Gawker Media, LLC v. Dep't of State, No. 15-0363, 2017 WL 3049401 (D.D.C. July 17, 2017) (Jackson, J.)
Gawker Media, LLC v. Dep't of State, No. 15-0363, 2017 WL 3049401 (D.D.C. July 17, 2017) (Jackson, J.)
Re: Request for e-mail communications between former Deputy Assistant Secretary of State and list of 34 media outlets
Disposition: Denying plaintiffs' cross-motion for discovery
- Procedural Requirements, Searching for Responsive Records: "[The] Court rejects Plaintiffs' contention that the Court cannot adequately assess the extent to which State successfully discharged its FOIA search obligations . . . without further details regarding the nature of [the former Deputy Assistant Secretary of State's] threshold search of his personal files." "To the contrary, the Court concludes that the FOIA imposes no obligation on an agency to solicit or produce documents held solely by a former agency official, at least in the absence of evidence indicating that the agency or its former employee maintained the documents outside the agency's custody in an attempt to thwart FOIA obligations." Here, the court finds that "[plaintiff's] have also been unable to identify anything in the record here that even remotely suggests bad faith – i.e., that State was attempting to thwart its FOIA obligations by encouraging its employees to use personal email accounts, or that [the former Deputy Assistant Secretary of State] was engaged in a deliberate effort to prevent the requested documents from being produced."
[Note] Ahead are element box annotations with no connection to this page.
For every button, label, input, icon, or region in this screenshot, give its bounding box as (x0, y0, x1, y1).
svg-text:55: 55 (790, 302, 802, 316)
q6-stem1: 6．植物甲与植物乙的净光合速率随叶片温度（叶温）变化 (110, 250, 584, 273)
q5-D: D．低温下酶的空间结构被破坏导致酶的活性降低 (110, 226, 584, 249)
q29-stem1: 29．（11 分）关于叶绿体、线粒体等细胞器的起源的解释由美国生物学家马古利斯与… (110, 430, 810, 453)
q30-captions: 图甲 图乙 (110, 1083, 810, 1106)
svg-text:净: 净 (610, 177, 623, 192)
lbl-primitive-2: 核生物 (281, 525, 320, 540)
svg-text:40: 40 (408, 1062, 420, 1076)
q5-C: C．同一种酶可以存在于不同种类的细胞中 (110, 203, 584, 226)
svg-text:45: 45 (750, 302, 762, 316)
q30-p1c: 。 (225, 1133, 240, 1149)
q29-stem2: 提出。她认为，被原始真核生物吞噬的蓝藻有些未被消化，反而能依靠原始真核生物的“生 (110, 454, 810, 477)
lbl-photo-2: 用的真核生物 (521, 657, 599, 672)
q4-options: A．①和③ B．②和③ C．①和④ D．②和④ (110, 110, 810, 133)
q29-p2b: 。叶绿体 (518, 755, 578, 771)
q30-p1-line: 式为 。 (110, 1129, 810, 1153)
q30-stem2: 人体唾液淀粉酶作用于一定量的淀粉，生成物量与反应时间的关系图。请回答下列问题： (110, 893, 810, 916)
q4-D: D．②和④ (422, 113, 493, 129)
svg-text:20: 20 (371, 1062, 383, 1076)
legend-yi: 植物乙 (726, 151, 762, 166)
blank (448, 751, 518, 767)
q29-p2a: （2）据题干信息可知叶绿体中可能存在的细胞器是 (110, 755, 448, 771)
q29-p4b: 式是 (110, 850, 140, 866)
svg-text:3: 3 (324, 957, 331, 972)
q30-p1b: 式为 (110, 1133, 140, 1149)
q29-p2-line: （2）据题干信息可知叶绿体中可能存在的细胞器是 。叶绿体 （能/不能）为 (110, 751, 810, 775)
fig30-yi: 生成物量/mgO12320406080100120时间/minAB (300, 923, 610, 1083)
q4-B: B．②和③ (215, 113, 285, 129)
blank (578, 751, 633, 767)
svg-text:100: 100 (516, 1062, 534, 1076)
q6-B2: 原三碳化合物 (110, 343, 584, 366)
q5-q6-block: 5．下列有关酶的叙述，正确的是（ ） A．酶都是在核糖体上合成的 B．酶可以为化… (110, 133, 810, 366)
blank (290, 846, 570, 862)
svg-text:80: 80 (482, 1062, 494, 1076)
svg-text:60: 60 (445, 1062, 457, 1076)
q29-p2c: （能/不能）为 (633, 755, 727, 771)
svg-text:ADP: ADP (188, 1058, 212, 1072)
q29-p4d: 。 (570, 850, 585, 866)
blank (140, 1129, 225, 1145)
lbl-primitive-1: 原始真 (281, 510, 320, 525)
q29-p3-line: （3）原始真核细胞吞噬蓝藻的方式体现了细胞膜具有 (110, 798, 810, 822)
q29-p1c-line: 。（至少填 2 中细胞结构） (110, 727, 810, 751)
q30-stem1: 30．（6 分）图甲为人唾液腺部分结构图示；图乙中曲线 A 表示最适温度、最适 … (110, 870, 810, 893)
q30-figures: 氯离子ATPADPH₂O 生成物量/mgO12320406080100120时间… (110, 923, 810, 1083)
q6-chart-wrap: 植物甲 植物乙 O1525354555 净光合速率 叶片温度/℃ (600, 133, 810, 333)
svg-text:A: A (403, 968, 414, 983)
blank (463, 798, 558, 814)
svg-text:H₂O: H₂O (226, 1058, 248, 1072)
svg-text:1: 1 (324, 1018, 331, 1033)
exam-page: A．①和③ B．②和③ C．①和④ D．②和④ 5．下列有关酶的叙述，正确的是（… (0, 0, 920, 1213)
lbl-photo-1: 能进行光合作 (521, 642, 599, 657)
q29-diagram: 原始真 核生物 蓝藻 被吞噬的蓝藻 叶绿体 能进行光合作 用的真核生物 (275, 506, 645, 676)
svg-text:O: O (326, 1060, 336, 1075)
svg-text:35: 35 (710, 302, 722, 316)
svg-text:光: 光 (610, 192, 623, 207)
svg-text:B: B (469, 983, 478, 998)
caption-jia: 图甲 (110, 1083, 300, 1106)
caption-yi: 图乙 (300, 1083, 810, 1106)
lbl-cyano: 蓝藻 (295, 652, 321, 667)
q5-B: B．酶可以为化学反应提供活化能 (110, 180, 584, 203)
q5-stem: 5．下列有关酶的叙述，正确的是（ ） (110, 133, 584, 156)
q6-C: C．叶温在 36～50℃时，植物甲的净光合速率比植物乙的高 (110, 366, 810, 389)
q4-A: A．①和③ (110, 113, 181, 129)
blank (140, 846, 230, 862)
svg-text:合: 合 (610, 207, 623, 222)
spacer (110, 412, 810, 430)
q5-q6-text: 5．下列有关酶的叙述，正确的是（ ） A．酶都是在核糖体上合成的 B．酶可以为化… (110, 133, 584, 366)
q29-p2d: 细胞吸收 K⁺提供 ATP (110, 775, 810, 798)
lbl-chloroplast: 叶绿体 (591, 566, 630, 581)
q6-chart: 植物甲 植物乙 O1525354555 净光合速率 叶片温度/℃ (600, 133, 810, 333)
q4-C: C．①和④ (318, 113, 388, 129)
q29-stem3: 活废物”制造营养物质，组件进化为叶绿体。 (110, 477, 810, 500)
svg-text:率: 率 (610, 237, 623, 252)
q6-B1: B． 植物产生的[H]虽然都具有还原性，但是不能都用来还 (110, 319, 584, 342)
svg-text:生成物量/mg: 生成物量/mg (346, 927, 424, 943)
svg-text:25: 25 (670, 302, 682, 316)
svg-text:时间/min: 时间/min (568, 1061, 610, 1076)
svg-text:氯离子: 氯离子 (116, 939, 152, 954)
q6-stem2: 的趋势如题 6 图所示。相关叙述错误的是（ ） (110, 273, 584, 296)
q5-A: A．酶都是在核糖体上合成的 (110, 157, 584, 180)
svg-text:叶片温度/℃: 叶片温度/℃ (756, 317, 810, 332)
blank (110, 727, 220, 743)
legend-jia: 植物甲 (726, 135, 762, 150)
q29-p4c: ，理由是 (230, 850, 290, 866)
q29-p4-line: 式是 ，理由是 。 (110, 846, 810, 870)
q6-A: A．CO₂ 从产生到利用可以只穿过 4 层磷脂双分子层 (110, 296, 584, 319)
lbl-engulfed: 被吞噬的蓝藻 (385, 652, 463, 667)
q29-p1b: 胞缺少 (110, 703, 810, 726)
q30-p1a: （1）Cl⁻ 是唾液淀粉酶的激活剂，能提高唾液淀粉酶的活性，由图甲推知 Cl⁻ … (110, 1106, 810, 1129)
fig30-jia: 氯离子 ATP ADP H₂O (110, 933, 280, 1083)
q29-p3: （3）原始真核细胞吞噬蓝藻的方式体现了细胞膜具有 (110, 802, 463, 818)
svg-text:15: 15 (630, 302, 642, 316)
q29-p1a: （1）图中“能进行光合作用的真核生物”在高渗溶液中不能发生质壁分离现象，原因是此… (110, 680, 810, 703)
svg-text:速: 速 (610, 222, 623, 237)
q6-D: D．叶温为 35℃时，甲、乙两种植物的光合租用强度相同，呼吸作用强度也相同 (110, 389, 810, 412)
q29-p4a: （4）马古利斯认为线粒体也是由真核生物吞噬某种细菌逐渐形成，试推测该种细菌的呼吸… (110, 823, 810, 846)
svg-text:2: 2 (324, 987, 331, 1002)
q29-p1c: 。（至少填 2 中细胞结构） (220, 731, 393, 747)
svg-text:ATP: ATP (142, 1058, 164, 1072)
- Litigation Considerations, Discovery: "Even assuming, arguendo, that State had an obligation under the FOIA to retrieve and search records outside of its custody and control in order to fulfill its duty to respond to Plaintiffs' document request, [the] Court finds that Plaintiffs' request for information about the nature and scope of [the former Deputy Assistant Secretary of State's] record search would still be far out of bounds." The court explains that "an agency's threshold determination regarding which records to retain in its files is entirely distinct from the agency's subsequent search of maintained records pursuant to the FOIA – and these two duties should not be conflated." "It is clear to [the] Court that when [the former Deputy Assistant Secretary of State] searched his private email account for federal records, he was operating in the realm of making the same type of initial retention decisions that are, as a matter of State Department policy, always delegated to individual employees and rarely, if ever, detailed in a FOIA affidavit." "Plaintiffs may reasonably be concerned that [the former Deputy Assistant Secretary of State] should have undertaken his retention responsibilities prior to his departure from State, but the fact that he failed to search his private email account for federal records before leaving the government does not change the fundamental nature of his task, nor does it alter the reality that State employees are not ordinarily required to provide an account of their retention decisions in a FOIA affidavit."